Females have one active X chromosome and one dormant X chromosome in each cell. But a study suggests that genes on the dormant X get “reawakened” later in life, potentially giving the brain a boost.
Dormant genes on the X chromosome may reawaken in old age, potentially giving the aging female brain a boost that the male brain doesn’t receive.
This phenomenon may help to explain why, on many measures, females show a higher level of cognitive resilience in old age than males do.
The findings come from a new study in lab mice, and the researchers also backed up the results with genetic data from humans. More research is still needed to confirm that the findings in mice translate to people, but overall, the work points to a potential difference in how female and male brains age.
Historically, “we simply haven’t looked at the X chrom[osome] very much,” said Rachel Buckley, an associate professor of neurology at Harvard Medical School who was not involved in the new study. “And now we’re starting to really shine a very, very big spotlight on it, and we’re starting to realize things that we had not fully appreciated” — namely, how sex chromosomes might influence how the brain ages.
“There are very important and potentially therapeutic targets that are coming out from these papers” that focus on the X chromosome, Buckley told Live Science.
The resilience of the female brain
There seem to be fundamental differences in how males and females age. When it comes to the brain, females have lower rates of various forms of dementia than males do, even though females live longer, on average. One exception is that females have higher rates of Alzheimer’s disease than males do, although females with Alzheimer’s tend to survive longer than males with the condition.
“There’s been a lot of documented trends where there’s resilience in cognitive aging in female populations, compared to males,” said study first author Margaret Gadek, an MD-PhD student at the University of California, San Francisco. “There’s a lot of reasons why these trends could be in place, but one thing we wanted to look into was the role of the X chromosome,” Gadek told Live Science.
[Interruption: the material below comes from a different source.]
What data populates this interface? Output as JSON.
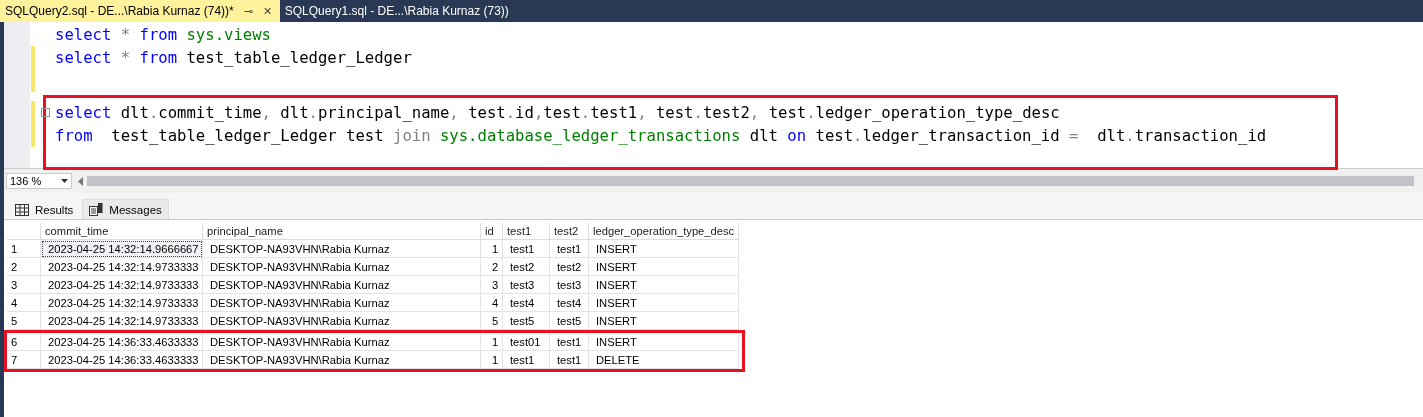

Alongside hormones, the sex chromosomes — X and Y — are one of the starkest biological differences between males and females, and they could help provide biological explanations for why these differences emerge in aging.
Males typically carry one X and one Y in each cell; they inherit the X from their mother and the Y from their father. Females, on the other hand, usually carry two X chromosomes — one from mom and one from dad. But each cell needs only one X to be active, so in females, the second X is “silenced,” leaving only the maternal or paternal X switched on.
This is not a seamless process. Some genes on the silenced X chromosome escape that silencing process, and thus remain switched on, while additional genes may get switched back on as a person ages. Gadek and her colleagues wondered how these “reawakened” genes might factor into brain aging, especially given that this silencing is a uniquely female phenomenon.